Una sorta di manifesto sul ruolo che l’approccio alla tecnologia dell’informazione, al suo accesso e alla sua produzione, avrebbe avuto molto presto nel creare, spiegare e governare le dinamiche sociali, politiche ed economiche del nostro tempo e del tempo a venire. Ma non solo. Ad esso si aggiunse qualche anno fa con il suo Internet Galaxy, Manuel Castells, per il quale la rivoluzione digitale non solo avrebbe spostato in avanti l’intuizione di McLuhan, ma ne avrebbe ridefinito le modalità di accesso e la velocità di elaborazione non solo delle informazioni ma anche delle produzioni in ogni campo della vita dell’uomo del nuovo secolo. In questo modo oggi siamo, infatti, tutti protagonisti, ormai, di un circo mediatico digitalizzato dove la nostra capacità di interazione e di elaborazione delle informazioni rappresenta una necessità di partecipazione ma, anche, un’opportunità se non proprio una strategia di creazione delle opinioni per un pensiero definito e formale a cui le regole del potere guardano con quotidiana attenzione.

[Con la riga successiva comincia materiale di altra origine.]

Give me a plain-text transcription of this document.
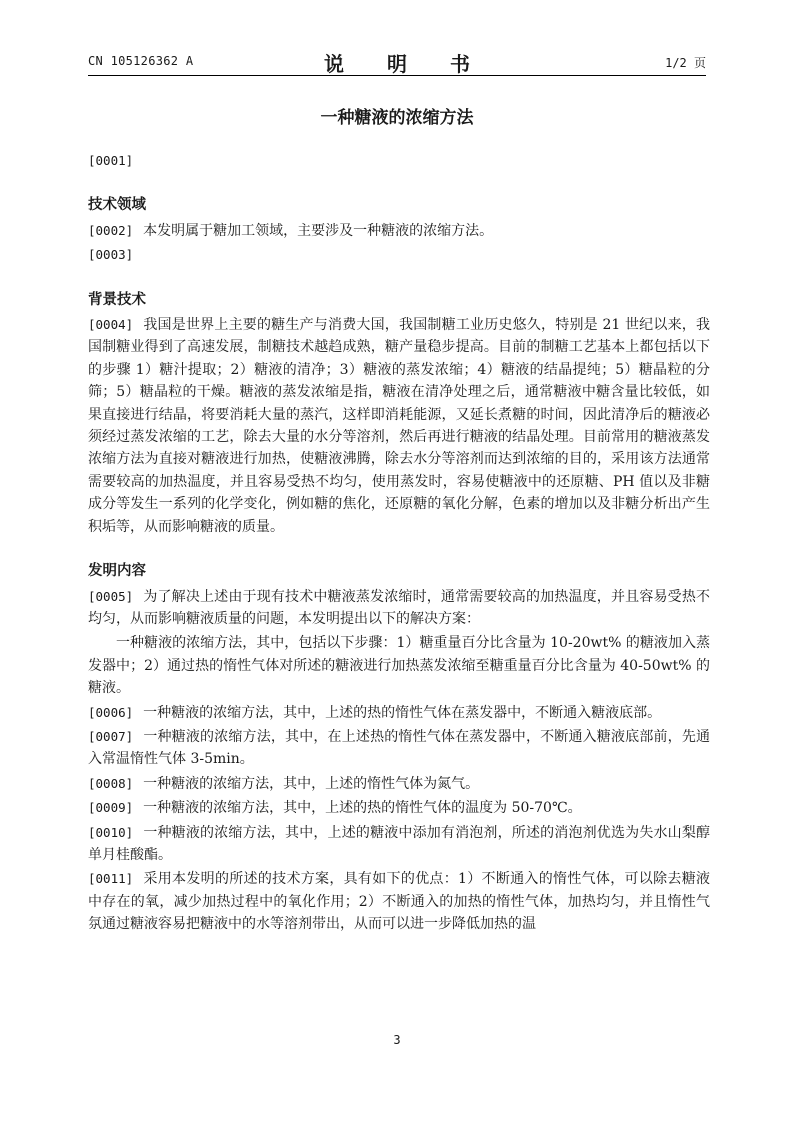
CN 105126362 A	说 明 书	1/2 页
一种糖液的浓缩方法

[0001]

技术领域

[0002] 本发明属于糖加工领域，主要涉及一种糖液的浓缩方法。

[0003]

背景技术

[0004] 我国是世界上主要的糖生产与消费大国，我国制糖工业历史悠久，特别是 21 世纪以来，我国制糖业得到了高速发展，制糖技术越趋成熟，糖产量稳步提高。目前的制糖工艺基本上都包括以下的步骤 1）糖汁提取；2）糖液的清净；3）糖液的蒸发浓缩；4）糖液的结晶提纯；5）糖晶粒的分筛；5）糖晶粒的干燥。糖液的蒸发浓缩是指，糖液在清净处理之后，通常糖液中糖含量比较低，如果直接进行结晶，将要消耗大量的蒸汽，这样即消耗能源，又延长煮糖的时间，因此清净后的糖液必须经过蒸发浓缩的工艺，除去大量的水分等溶剂，然后再进行糖液的结晶处理。目前常用的糖液蒸发浓缩方法为直接对糖液进行加热，使糖液沸腾，除去水分等溶剂而达到浓缩的目的，采用该方法通常需要较高的加热温度，并且容易受热不均匀，使用蒸发时，容易使糖液中的还原糖、PH 值以及非糖成分等发生一系列的化学变化，例如糖的焦化，还原糖的氧化分解，色素的增加以及非糖分析出产生积垢等，从而影响糖液的质量。

发明内容

[0005] 为了解决上述由于现有技术中糖液蒸发浓缩时，通常需要较高的加热温度，并且容易受热不均匀，从而影响糖液质量的问题，本发明提出以下的解决方案：

一种糖液的浓缩方法，其中，包括以下步骤：1）糖重量百分比含量为 10-20wt% 的糖液加入蒸发器中；2）通过热的惰性气体对所述的糖液进行加热蒸发浓缩至糖重量百分比含量为 40-50wt% 的糖液。

[0006] 一种糖液的浓缩方法，其中，上述的热的惰性气体在蒸发器中，不断通入糖液底部。

[0007] 一种糖液的浓缩方法，其中，在上述热的惰性气体在蒸发器中，不断通入糖液底部前，先通入常温惰性气体 3-5min。

[0008] 一种糖液的浓缩方法，其中，上述的惰性气体为氮气。

[0009] 一种糖液的浓缩方法，其中，上述的热的惰性气体的温度为 50-70℃。

[0010] 一种糖液的浓缩方法，其中，上述的糖液中添加有消泡剂，所述的消泡剂优选为失水山梨醇单月桂酸酯。

[0011] 采用本发明的所述的技术方案，具有如下的优点：1）不断通入的惰性气体，可以除去糖液中存在的氧，减少加热过程中的氧化作用；2）不断通入的加热的惰性气体，加热均匀，并且惰性气氛通过糖液容易把糖液中的水等溶剂带出，从而可以进一步降低加热的温

3
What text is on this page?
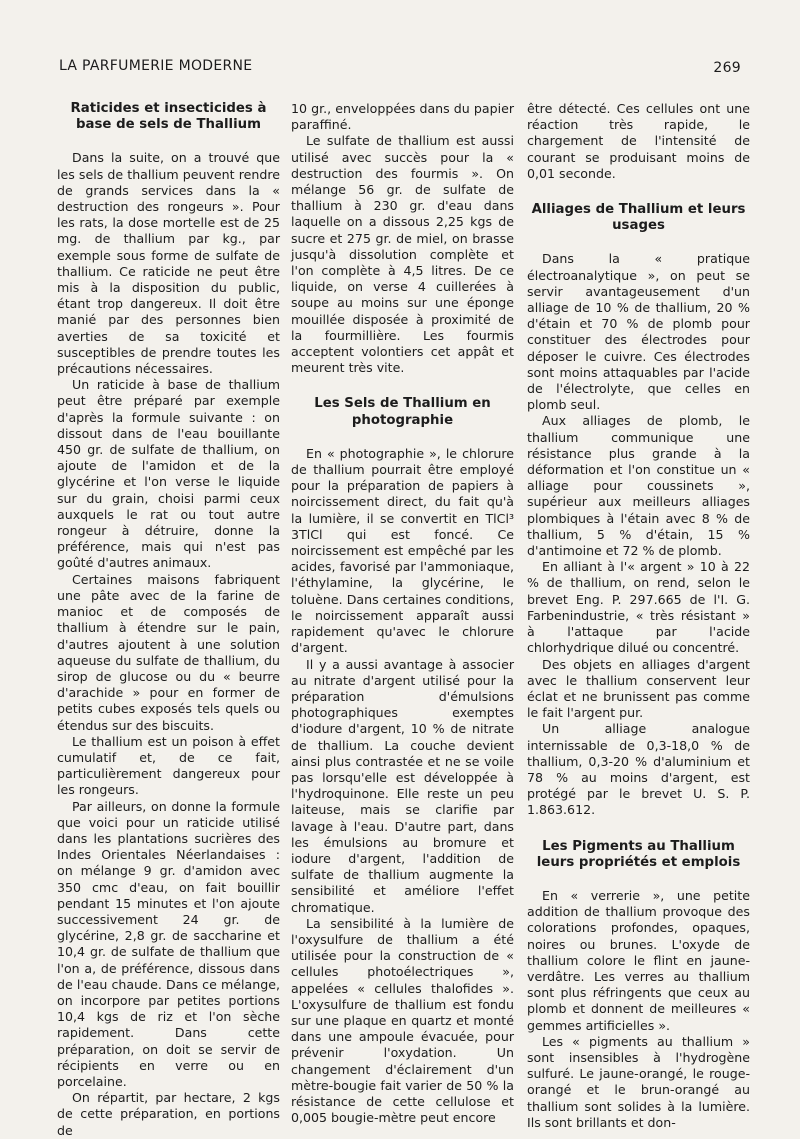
LA PARFUMERIE MODERNE	269
Raticides et insecticides à base de sels de Thallium

Dans la suite, on a trouvé que les sels de thallium peuvent rendre de grands services dans la « destruction des rongeurs ». Pour les rats, la dose mortelle est de 25 mg. de thallium par kg., par exemple sous forme de sulfate de thallium. Ce raticide ne peut être mis à la disposition du public, étant trop dangereux. Il doit être manié par des personnes bien averties de sa toxicité et susceptibles de prendre toutes les précautions nécessaires.

Un raticide à base de thallium peut être préparé par exemple d'après la formule suivante : on dissout dans de l'eau bouillante 450 gr. de sulfate de thallium, on ajoute de l'amidon et de la glycérine et l'on verse le liquide sur du grain, choisi parmi ceux auxquels le rat ou tout autre rongeur à détruire, donne la préférence, mais qui n'est pas goûté d'autres animaux.

Certaines maisons fabriquent une pâte avec de la farine de manioc et de composés de thallium à étendre sur le pain, d'autres ajoutent à une solution aqueuse du sulfate de thallium, du sirop de glucose ou du « beurre d'arachide » pour en former de petits cubes exposés tels quels ou étendus sur des biscuits.

Le thallium est un poison à effet cumulatif et, de ce fait, particulièrement dangereux pour les rongeurs.

Par ailleurs, on donne la formule que voici pour un raticide utilisé dans les plantations sucrières des Indes Orientales Néerlandaises : on mélange 9 gr. d'amidon avec 350 cmc d'eau, on fait bouillir pendant 15 minutes et l'on ajoute successivement 24 gr. de glycérine, 2,8 gr. de saccharine et 10,4 gr. de sulfate de thallium que l'on a, de préférence, dissous dans de l'eau chaude. Dans ce mélange, on incorpore par petites portions 10,4 kgs de riz et l'on sèche rapidement. Dans cette préparation, on doit se servir de récipients en verre ou en porcelaine.

On répartit, par hectare, 2 kgs de cette préparation, en portions de

10 gr., enveloppées dans du papier paraffiné.

Le sulfate de thallium est aussi utilisé avec succès pour la « destruction des fourmis ». On mélange 56 gr. de sulfate de thallium à 230 gr. d'eau dans laquelle on a dissous 2,25 kgs de sucre et 275 gr. de miel, on brasse jusqu'à dissolution complète et l'on complète à 4,5 litres. De ce liquide, on verse 4 cuillerées à soupe au moins sur une éponge mouillée disposée à proximité de la fourmillière. Les fourmis acceptent volontiers cet appât et meurent très vite.

Les Sels de Thallium en photographie

En « photographie », le chlorure de thallium pourrait être employé pour la préparation de papiers à noircissement direct, du fait qu'à la lumière, il se convertit en TlCl³ 3TlCl qui est foncé. Ce noircissement est empêché par les acides, favorisé par l'ammoniaque, l'éthylamine, la glycérine, le toluène. Dans certaines conditions, le noircissement apparaît aussi rapidement qu'avec le chlorure d'argent.

Il y a aussi avantage à associer au nitrate d'argent utilisé pour la préparation d'émulsions photographiques exemptes d'iodure d'argent, 10 % de nitrate de thallium. La couche devient ainsi plus contrastée et ne se voile pas lorsqu'elle est développée à l'hydroquinone. Elle reste un peu laiteuse, mais se clarifie par lavage à l'eau. D'autre part, dans les émulsions au bromure et iodure d'argent, l'addition de sulfate de thallium augmente la sensibilité et améliore l'effet chromatique.

La sensibilité à la lumière de l'oxysulfure de thallium a été utilisée pour la construction de « cellules photoélectriques », appelées « cellules thalofides ». L'oxysulfure de thallium est fondu sur une plaque en quartz et monté dans une ampoule évacuée, pour prévenir l'oxydation. Un changement d'éclairement d'un mètre-bougie fait varier de 50 % la résistance de cette cellulose et 0,005 bougie-mètre peut encore

être détecté. Ces cellules ont une réaction très rapide, le chargement de l'intensité de courant se produisant moins de 0,01 seconde.

Alliages de Thallium et leurs usages

Dans la « pratique électroanalytique », on peut se servir avantageusement d'un alliage de 10 % de thallium, 20 % d'étain et 70 % de plomb pour constituer des électrodes pour déposer le cuivre. Ces électrodes sont moins attaquables par l'acide de l'électrolyte, que celles en plomb seul.

Aux alliages de plomb, le thallium communique une résistance plus grande à la déformation et l'on constitue un « alliage pour coussinets », supérieur aux meilleurs alliages plombiques à l'étain avec 8 % de thallium, 5 % d'étain, 15 % d'antimoine et 72 % de plomb.

En alliant à l'« argent » 10 à 22 % de thallium, on rend, selon le brevet Eng. P. 297.665 de l'I. G. Farbenindustrie, « très résistant » à l'attaque par l'acide chlorhydrique dilué ou concentré.

Des objets en alliages d'argent avec le thallium conservent leur éclat et ne brunissent pas comme le fait l'argent pur.

Un alliage analogue internissable de 0,3-18,0 % de thallium, 0,3-20 % d'aluminium et 78 % au moins d'argent, est protégé par le brevet U. S. P. 1.863.612.

Les Pigments au Thallium leurs propriétés et emplois

En « verrerie », une petite addition de thallium provoque des colorations profondes, opaques, noires ou brunes. L'oxyde de thallium colore le flint en jaune-verdâtre. Les verres au thallium sont plus réfringents que ceux au plomb et donnent de meilleures « gemmes artificielles ».

Les « pigments au thallium » sont insensibles à l'hydrogène sulfuré. Le jaune-orangé, le rouge-orangé et le brun-orangé au thallium sont solides à la lumière. Ils sont brillants et don-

L’effetto che spesso viene constatato guardando ciò che avviene nella produzione di pensiero e di pensieri nella rete è il credere che in essa si consumi una sorta di libera partecipazione volontaria ad associazioni e gruppi con il risultato di implementare la stima di sé, la fiducia, ma anche la sana competizione al punto da rendere una meritevole spirale tra potenziamento personale e creazione di una comunità o rete di sistemi. Tuttavia, l’applicazione di un tale sistema favorisce e necessiterebbe di un cambiamento soprattutto culturale.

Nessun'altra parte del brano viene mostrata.